The Securities and Exchange Commission, as expected, proposed on Wednesday to expand the circumstances under which companies must “claw back” performance-based bonuses awarded to executive officers. The proposal, aimed at implementing the clawback provisions of the Dodd-Frank Act, did contain at least one surprise, however.
The main feature of the proposed rules is that officers would be subject to clawbacks even when there was no misconduct. Upon a restatement of financials, if the new accounting would not have triggered a bonus, or would have triggered a lower bonus, had it been correct in the first place, the excess amount paid would go back to the company regardless of whether the accounting error was intentional.
The SEC has had clawback rules in place for more than a decade, following the spate of major accounting scandals, including those at Enron and WorldCom, that came to light in the first few years of this century. But the commission hasn’t required compensation to be returned in cases where there was no misconduct.

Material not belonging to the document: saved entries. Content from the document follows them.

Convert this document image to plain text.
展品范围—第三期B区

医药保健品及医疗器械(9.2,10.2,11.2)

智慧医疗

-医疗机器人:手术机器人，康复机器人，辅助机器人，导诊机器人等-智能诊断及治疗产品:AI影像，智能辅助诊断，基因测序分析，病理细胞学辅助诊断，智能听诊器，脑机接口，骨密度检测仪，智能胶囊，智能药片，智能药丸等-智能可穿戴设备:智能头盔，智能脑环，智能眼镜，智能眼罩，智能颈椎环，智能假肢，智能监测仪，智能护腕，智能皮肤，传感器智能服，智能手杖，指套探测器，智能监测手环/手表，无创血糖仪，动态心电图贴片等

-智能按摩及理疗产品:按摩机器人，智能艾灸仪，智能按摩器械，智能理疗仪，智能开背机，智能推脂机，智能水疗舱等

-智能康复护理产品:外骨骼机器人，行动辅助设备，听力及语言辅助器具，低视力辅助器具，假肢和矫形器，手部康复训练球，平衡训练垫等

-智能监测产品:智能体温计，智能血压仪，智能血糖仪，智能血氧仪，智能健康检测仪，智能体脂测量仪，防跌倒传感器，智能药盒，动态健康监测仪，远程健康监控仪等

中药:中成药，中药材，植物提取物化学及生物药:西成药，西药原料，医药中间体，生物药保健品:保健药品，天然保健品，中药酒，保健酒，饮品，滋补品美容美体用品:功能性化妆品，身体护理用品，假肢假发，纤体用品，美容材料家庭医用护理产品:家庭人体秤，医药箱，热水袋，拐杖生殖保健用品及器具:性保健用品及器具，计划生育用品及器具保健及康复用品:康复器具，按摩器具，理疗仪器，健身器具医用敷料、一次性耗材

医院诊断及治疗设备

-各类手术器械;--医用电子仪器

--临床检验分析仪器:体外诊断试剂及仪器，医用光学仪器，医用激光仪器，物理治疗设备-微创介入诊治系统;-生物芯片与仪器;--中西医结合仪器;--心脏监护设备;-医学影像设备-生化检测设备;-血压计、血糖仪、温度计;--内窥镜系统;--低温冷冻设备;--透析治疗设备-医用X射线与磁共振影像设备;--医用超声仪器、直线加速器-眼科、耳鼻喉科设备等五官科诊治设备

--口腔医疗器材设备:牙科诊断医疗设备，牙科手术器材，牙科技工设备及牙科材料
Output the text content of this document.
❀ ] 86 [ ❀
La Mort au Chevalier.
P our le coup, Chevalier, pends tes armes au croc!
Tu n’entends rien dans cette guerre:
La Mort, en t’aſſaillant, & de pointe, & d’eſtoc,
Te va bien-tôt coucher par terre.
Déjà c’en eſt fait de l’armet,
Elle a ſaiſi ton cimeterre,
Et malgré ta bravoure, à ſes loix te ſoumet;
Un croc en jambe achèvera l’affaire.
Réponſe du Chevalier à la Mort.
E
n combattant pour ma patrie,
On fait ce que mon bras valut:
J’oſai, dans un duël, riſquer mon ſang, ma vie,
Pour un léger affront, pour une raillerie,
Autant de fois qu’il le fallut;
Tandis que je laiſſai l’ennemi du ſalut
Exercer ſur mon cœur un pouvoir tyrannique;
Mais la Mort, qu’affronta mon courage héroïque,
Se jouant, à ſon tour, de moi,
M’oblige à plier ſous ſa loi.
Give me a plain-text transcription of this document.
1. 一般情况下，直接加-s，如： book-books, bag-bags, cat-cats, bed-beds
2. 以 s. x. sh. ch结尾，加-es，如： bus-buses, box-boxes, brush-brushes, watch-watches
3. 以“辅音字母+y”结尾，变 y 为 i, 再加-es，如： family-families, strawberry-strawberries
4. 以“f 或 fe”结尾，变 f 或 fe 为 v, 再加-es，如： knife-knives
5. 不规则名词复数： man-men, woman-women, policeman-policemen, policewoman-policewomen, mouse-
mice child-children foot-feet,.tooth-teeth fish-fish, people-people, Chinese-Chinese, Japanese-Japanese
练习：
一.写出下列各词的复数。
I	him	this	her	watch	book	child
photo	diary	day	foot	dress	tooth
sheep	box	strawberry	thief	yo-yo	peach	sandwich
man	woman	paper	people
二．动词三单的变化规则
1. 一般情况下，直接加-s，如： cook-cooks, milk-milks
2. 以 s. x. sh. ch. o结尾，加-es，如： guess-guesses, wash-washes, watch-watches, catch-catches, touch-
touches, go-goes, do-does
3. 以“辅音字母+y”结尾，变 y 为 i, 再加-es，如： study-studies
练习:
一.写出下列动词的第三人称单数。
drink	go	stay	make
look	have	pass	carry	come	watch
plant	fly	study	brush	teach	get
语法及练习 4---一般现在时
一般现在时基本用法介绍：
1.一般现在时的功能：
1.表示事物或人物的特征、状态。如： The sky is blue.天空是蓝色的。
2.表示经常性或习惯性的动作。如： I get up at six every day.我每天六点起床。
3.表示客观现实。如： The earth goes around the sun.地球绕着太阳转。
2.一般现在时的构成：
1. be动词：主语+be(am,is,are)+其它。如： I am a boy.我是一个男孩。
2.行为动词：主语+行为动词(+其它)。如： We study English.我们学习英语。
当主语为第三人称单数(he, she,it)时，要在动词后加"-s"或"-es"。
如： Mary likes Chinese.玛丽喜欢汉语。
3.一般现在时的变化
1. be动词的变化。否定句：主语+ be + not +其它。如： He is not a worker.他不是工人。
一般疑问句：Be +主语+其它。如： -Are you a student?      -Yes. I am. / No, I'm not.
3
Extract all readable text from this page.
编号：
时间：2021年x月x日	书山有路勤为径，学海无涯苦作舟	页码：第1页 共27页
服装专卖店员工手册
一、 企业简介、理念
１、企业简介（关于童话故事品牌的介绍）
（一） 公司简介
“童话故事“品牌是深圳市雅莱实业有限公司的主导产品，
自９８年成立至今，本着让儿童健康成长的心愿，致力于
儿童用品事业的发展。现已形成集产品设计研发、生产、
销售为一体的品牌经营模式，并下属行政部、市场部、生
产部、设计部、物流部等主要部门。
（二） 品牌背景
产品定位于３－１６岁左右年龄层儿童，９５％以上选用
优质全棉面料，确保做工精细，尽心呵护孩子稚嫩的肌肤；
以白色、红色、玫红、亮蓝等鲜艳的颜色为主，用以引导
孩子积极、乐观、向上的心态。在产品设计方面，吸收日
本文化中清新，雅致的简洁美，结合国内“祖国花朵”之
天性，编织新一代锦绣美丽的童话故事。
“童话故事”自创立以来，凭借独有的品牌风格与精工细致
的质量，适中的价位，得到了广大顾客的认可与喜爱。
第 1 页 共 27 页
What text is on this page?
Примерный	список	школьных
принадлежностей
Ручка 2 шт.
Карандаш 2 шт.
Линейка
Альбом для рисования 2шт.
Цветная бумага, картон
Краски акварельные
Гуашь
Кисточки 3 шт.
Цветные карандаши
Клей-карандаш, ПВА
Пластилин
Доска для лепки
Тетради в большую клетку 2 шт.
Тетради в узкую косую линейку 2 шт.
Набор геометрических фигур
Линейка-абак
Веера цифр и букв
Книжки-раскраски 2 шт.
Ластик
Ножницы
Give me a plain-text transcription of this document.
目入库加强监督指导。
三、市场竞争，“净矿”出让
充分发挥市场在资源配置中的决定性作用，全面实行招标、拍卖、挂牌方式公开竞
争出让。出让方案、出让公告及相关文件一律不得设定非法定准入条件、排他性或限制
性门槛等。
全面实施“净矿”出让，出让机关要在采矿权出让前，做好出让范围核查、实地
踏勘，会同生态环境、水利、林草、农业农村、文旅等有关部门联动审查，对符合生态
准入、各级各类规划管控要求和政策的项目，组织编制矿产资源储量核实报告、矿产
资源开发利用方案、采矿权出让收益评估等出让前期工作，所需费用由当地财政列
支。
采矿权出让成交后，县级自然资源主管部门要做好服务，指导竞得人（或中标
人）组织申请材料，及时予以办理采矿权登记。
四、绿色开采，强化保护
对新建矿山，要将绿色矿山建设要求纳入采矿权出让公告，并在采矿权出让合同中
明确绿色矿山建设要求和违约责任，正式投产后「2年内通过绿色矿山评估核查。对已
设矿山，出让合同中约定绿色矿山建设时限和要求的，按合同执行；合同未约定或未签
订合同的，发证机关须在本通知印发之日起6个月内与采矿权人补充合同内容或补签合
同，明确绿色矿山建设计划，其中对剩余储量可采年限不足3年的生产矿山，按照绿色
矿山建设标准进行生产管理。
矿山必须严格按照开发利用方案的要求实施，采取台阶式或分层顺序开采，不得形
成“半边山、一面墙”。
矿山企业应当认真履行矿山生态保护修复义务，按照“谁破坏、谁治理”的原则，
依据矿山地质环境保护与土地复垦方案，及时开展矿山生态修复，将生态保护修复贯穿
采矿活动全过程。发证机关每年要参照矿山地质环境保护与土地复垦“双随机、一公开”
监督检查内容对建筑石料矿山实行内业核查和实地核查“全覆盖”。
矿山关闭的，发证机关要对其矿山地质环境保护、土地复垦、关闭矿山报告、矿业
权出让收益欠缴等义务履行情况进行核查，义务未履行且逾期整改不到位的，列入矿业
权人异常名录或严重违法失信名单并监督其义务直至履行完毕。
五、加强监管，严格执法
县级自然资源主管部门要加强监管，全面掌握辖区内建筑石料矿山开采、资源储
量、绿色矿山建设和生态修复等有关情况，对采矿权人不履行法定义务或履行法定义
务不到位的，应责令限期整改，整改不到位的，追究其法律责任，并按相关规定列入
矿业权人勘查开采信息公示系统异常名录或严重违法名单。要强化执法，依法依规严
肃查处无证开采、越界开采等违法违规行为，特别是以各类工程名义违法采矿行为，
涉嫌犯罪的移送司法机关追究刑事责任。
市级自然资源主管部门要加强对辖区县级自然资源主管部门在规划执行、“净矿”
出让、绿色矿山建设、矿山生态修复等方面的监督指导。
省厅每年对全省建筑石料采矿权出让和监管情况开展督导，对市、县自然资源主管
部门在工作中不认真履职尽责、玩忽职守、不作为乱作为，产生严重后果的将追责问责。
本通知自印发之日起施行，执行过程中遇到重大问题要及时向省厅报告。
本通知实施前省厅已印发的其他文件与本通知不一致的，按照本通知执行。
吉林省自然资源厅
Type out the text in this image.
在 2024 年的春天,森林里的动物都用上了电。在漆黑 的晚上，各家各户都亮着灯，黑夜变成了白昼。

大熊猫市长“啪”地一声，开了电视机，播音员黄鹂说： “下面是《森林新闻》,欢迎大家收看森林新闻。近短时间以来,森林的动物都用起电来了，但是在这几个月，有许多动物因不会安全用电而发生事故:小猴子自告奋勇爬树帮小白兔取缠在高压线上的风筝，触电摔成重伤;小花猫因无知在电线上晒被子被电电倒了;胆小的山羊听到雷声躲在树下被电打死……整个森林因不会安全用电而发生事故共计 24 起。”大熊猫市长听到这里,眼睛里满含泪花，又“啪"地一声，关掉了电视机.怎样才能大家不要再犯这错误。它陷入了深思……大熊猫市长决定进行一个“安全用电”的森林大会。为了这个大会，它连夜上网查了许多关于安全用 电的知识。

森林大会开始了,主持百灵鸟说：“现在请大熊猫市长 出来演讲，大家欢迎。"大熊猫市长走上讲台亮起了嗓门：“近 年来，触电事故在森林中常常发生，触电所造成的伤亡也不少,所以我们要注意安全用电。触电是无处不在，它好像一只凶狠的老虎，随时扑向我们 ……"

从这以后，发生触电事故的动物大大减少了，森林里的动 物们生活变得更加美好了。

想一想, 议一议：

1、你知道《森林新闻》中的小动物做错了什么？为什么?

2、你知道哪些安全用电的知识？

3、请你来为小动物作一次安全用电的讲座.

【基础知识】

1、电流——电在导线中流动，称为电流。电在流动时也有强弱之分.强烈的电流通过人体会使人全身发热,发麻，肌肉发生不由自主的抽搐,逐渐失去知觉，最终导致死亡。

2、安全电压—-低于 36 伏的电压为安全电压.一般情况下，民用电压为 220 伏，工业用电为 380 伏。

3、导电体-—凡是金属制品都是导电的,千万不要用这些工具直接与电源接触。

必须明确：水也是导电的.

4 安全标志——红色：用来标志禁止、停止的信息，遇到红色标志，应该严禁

“Executive officers should not be permitted to retain incentive-based compensation that they should not have received in the first instance,” SEC Chair Mary Jo White said in a statement.
The SEC opted not to detail how companies should measure gains in the value of unexercised or unvested equity awards. “That was a big surprise to us,” Steve Seelig, executive compensation counsel for consulting firm Towers Watson, tells CFO. “There are all sorts of mechanical questions about how to count it, when it vests, whether to use grant-date value and other measurement issues that the SEC basically punted on.”
The proposal itself was not published by press time, and the equity-measurement issue was not addressed in a press release and fact sheet the SEC released shortly after its vote on the rule proposal Wednesday morning. But Seelig, who attended the meeting, said the commission’s staff “stated affirmatively that they’re going to leave the measurement up to companies.”
What officers would be subject to the proposed rules was not much of a surprise, but the roster would be significantly expanded. Presently, only CEOs and CFOs are subject to clawbacks. Under the proposal, a company’s “president, principal accounting officer, any vice president in charge of a principal business unit, division or function, and any other person who performs policy-making functions for the company” would also be on the hook.
That portion of the proposal reflects the way the Dodd-Frank Act’s clawback provision was written. “It was very broad and was criticized at the time for applying to people who are not responsible for presenting financials,” says Seelig. “Let’s say you run a division. You are required to deliver the results for that division. But while you might or might not have to sign off on those financials, you’re absolutely not presenting financials for the whole company. You’re not the one who’s making decisions as to when revenue should be recognized, or whatever convention it is that could be subject to a restatement.”
A Bloomberg article erroneously stated that the new rules “would claw back pay from any executive involved in preparing erroneous figures.” As Seelig notes, its application is much broader than that.
According to Bloomberg, which cited an April report by Audit Analytics, in 2014 companies restated financial results 831 times, 42% of which reduced the company’s bottom line. The others didn’t affect the company’s earnings but required correcting balances for shareholders’ equity, cash flow, or other accounts.
The largest restatement in 2014 was KBR Inc., which was forced to reduce net income for 2013 by $154 million, Bloomberg reported.
Technically, the proposal, which for which there will be a 60-day comment period, would require national securities exchanges and associations to establish listing standards requiring companies to develop and implement clawback policies that comply with the proposed rules.